De plus, en faisant cette « faveur », vous valorisez votre collaborateur sur sa capacité à réussir. Il a d’autant plus envie de vous prouver que vous avez fait le bon choix. Néanmoins, votre nouveau collaborateur doit être conscient des attentes que vous avez et du temps d’adaptation record dont il doit faire preuve. Il est alors important de prévenir les équipes, afin de les préparer au mieux au retour pour « que cela devienne une évidence » conseille Stéphanie Richard. Attendre le jour J du retour pour l’annoncer pourrait frustrer vos autres collaborateurs et être considéré comme un évident manque de communication interne.
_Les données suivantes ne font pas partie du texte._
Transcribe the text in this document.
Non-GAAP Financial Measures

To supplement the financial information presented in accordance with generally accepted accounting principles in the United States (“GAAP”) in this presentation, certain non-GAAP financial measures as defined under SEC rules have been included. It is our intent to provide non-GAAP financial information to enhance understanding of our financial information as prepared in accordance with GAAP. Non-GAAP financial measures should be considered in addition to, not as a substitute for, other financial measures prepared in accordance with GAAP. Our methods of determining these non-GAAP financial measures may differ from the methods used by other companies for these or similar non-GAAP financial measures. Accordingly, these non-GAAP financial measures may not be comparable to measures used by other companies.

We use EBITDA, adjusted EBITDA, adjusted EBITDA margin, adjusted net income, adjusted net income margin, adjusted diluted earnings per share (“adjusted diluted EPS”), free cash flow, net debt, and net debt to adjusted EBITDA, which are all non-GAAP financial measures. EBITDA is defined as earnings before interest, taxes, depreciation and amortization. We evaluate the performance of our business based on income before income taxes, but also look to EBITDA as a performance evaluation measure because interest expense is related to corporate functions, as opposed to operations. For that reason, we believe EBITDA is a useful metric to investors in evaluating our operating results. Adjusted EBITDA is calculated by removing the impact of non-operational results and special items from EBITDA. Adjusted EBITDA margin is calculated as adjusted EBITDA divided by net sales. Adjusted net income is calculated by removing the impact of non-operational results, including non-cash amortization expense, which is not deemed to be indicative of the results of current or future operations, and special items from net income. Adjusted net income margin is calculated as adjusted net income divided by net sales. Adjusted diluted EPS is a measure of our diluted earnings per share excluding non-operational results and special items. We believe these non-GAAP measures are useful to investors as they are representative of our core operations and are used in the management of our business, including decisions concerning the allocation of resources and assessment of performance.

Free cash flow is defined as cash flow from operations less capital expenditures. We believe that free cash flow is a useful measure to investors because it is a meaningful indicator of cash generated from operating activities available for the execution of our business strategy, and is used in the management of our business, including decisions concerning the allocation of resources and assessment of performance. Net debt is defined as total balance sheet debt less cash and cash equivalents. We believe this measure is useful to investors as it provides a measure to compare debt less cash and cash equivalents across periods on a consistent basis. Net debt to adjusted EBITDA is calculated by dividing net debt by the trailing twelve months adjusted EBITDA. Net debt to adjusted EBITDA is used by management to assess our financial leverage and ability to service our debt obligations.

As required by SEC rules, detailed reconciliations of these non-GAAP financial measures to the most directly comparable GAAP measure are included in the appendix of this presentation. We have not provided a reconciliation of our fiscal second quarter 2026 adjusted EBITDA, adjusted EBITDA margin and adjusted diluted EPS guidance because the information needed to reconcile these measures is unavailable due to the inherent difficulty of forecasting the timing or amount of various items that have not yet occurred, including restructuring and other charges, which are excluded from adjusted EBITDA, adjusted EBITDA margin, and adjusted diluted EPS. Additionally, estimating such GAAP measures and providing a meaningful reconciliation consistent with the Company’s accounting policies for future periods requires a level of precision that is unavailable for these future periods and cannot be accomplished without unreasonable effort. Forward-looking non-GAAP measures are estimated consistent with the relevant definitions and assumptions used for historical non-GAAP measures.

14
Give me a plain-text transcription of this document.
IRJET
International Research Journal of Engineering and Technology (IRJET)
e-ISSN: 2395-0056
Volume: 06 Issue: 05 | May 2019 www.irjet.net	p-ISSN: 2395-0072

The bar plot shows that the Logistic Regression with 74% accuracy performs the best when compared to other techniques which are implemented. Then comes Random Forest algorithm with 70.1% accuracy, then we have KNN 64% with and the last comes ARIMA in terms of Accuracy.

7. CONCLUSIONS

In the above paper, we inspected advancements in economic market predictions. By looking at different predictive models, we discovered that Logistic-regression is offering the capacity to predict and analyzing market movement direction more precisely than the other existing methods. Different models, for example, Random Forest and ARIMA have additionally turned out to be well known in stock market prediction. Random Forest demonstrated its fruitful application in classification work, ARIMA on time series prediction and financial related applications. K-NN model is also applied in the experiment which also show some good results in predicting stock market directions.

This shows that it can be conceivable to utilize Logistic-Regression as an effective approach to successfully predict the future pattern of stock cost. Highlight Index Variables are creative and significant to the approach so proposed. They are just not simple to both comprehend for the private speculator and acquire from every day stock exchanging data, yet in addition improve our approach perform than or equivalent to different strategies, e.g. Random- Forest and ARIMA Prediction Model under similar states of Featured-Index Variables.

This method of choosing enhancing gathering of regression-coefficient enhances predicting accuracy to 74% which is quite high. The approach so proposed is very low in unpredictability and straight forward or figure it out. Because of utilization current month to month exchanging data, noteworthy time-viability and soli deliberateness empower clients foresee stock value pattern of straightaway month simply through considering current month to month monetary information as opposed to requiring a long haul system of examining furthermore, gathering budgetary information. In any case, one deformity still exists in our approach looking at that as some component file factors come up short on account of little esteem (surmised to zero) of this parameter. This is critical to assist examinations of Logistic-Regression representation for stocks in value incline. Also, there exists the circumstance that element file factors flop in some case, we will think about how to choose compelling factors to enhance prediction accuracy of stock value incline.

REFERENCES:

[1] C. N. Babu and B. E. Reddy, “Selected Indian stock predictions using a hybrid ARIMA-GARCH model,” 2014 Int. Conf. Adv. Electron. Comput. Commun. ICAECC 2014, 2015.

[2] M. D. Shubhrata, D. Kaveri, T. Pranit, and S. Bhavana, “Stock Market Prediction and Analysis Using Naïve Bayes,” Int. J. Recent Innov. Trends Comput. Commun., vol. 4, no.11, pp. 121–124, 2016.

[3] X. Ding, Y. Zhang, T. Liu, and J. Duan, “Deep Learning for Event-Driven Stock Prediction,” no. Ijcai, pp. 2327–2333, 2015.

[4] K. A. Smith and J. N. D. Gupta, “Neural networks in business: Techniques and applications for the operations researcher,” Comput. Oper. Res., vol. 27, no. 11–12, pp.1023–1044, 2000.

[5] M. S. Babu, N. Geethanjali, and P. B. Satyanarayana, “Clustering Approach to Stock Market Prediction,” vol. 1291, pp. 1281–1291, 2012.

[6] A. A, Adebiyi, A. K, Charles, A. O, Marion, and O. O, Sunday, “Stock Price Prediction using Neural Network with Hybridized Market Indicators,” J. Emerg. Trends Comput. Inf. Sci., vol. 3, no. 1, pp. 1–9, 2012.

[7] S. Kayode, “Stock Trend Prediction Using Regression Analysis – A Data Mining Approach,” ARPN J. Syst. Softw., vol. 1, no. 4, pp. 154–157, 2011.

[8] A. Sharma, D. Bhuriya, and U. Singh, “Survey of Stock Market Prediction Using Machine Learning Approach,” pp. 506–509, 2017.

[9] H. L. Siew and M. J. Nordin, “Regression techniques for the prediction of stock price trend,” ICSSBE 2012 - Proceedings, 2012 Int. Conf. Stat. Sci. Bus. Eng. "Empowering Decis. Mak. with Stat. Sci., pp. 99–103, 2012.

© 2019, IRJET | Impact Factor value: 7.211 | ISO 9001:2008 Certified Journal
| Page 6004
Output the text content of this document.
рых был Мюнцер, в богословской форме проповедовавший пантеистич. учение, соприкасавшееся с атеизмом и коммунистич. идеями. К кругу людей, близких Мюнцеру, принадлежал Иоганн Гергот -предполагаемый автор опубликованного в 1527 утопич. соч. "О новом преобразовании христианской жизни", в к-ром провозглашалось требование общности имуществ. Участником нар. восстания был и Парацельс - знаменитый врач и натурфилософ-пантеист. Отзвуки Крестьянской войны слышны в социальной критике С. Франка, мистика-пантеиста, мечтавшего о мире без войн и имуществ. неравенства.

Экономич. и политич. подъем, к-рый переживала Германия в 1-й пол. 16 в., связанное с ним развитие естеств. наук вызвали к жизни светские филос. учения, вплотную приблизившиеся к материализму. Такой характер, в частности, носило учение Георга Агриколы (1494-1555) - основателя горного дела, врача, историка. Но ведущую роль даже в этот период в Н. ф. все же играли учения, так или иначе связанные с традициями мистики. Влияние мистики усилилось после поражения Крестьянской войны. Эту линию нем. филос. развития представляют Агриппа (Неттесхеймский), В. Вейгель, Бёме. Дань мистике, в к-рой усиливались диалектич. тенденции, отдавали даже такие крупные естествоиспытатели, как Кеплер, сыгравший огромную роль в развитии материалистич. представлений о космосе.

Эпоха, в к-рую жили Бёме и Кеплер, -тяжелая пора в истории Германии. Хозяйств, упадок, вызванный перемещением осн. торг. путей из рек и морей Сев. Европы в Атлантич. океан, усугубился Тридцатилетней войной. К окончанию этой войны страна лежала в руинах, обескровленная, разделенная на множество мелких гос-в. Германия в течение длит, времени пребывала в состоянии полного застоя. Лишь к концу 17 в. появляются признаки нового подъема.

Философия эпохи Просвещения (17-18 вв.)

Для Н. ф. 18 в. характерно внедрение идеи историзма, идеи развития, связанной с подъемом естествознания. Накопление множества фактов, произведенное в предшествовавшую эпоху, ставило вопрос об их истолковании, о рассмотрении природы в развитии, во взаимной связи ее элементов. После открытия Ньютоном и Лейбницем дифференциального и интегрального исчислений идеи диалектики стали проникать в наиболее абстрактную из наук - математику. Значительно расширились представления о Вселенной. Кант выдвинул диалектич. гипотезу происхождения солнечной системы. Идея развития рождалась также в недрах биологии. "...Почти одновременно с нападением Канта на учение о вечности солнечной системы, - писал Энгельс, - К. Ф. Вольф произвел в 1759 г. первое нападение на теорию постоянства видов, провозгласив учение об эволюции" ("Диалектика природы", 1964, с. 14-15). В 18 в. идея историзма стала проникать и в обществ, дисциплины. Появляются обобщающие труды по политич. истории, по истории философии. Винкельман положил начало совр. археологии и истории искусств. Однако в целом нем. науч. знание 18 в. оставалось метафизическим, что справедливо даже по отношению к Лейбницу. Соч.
L’arrivée dans une nouvelle entreprise peut être cause de stress, notamment par peur de l’inconnu et en raison du nécessaire apprentissage de nouvelles façons de travailler. Ces sources de nervosité s’évanouissent dans le cas d’un recrutement boomerang : « ma réintégration s’est faite naturellement, j’avais l’impression d’être partie en congé parental. J’ai retrouvé tout ce que j’appréciais » se rappelle Valérie Pinardon.  

Vous l’aurez compris, le recrutement boomerang a de nombreux avantages pour l’entreprise. A vous de retrouver cette pépite que vous souhaitez faire revenir et de la faire grandir à nouveau.